I’m trying to implement a time-dependent Landau model for ferroelectric materials on a 2D cartesian domain, where the time-dependent Landau equation
\frac{dP}{dt} = -\eta (\alpha P+\beta P^3 + \gamma P^5 - k_x \frac{\partial^2 P}{\partial x^2} - k_z \frac{\partial^2 P}{\partial z^2} + P\frac{dV}{dz}) is coupled with the Poisson equation
\nabla^2 V = \frac{1}{\epsilon} \frac{\partial P}{\partial z}
In this system, V is not explicitly dependent on time, and the typical solution routine solves for V for a given P, then uses that solution for V to time step P, and repeats.

I’m wondering which Julia package would be most suited for this task. My first attempt was with MethodOfLines.jl, but the following code froze upon execution (>5min on the discretize step, no output). Any help is appreciated!

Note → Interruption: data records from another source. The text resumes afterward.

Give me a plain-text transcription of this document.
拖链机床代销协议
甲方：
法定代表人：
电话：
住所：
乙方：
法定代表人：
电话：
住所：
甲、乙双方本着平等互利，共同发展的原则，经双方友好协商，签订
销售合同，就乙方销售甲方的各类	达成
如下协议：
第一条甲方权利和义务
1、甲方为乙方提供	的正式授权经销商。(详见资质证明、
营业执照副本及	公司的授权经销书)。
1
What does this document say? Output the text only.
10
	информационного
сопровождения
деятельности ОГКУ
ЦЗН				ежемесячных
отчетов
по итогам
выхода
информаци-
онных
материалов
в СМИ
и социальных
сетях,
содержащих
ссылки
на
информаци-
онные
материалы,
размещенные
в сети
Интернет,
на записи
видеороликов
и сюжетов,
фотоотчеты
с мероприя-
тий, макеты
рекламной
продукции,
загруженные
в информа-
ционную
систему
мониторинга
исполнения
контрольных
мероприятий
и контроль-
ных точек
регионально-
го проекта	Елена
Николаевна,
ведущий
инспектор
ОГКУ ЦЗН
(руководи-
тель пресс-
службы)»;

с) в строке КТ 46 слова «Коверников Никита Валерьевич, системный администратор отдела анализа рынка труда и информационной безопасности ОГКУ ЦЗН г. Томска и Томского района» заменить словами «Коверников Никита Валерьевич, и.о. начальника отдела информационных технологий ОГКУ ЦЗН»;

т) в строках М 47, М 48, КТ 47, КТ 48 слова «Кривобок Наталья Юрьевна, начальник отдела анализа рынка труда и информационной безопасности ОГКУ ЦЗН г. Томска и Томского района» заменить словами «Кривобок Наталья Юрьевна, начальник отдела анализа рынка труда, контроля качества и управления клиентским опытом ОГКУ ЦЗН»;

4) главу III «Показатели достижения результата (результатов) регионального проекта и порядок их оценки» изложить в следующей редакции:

mutable struct Ferroelectric
# Parameters
ϵ::Float64 # Permittivity

# Landau coefficients
α::Float64
β::Float64
γ::Float64

# Domain wall coupling coefficients
k_x::Float64
k_z::Float64

# dynamic coefficient
η::Float64
end

using MethodOfLines, ModelingToolkit, DomainSets, Plots, OrdinaryDiffEq

@parameters t x z
@variables P(..) V(..)

Dt= Differential(t); Dz = Differential(z); Dx = Differential(x)
Dxx = Differential(x)^2; Dzz = Differential(z)^2; Dtt = Differential(t)^2

function simulate(fe::Ferroelectric, lims::Tuple{Float64, Float64, Float64}, ΔV::Float64, Δx::Float64, Δz::Float64, Δt::Float64, order::Int)
x_lim, z_lim, t_lim = lims

# Define the PDE System
eqs = [Dt(P(x, z, t)) ~ -fe.η * (fe.α * P(x, z, t) + fe.β * P(x, z, t)^3 + fe.γ * P(x, z, t)^5 - fe.k_x * Dxx(P(x, z, t)) - fe.k_z * Dzz(P(x, z, t)) + P(x, z, t) * Dz(V(x, z, t))),
Dxx(V(x, z, t)) + Dzz(V(x, z, t)) ~ P(x, z, t) / fe.ϵ]
print("System defined \n")

# Define the domain
domain = [x ∈ Interval(0.0, x_lim),
z ∈ Interval(0.0, z_lim),
t ∈ Interval(0.0, t_lim)]

# boundary conditions
bcs = [P(0, z, t) ~ P(x_lim, z, t), # PBC for P
P(x, z, 0) ~ 5, # initial polarization
V(0, z, t) ~ V(x_lim, z, t), # PBC for V
V(x, 0, t) ~ 0,
V(x, z_lim, t) ~ ΔV, # voltage applied at the top
V(x, z, 0) ~ ΔV * (z / z_lim), # initial potential distribution
]

@named pdesys = PDESystem(eqs, bcs, domain, [x, z, t], [P(x, z, t), V(x, z, t)])

# Discretize the PDE System
discretization = MOLFiniteDifference([x => Δx, z => Δz], t, approx_order=order)

prob = discretize(pdesys, discretization)
print("System discretized \n")

# Solve the PDE System
sol = solve(prob, Tsit5(), saveat=Δt)

return sol
end

test_fe = Ferroelectric(16., 1., 1., 1., 0.1, 0.1, 0.1) #arbitrary test values
simulate(test_fe, (1.0, 1.0, 1.0), 1.0, 0.1, 0.1, 0.1, 2)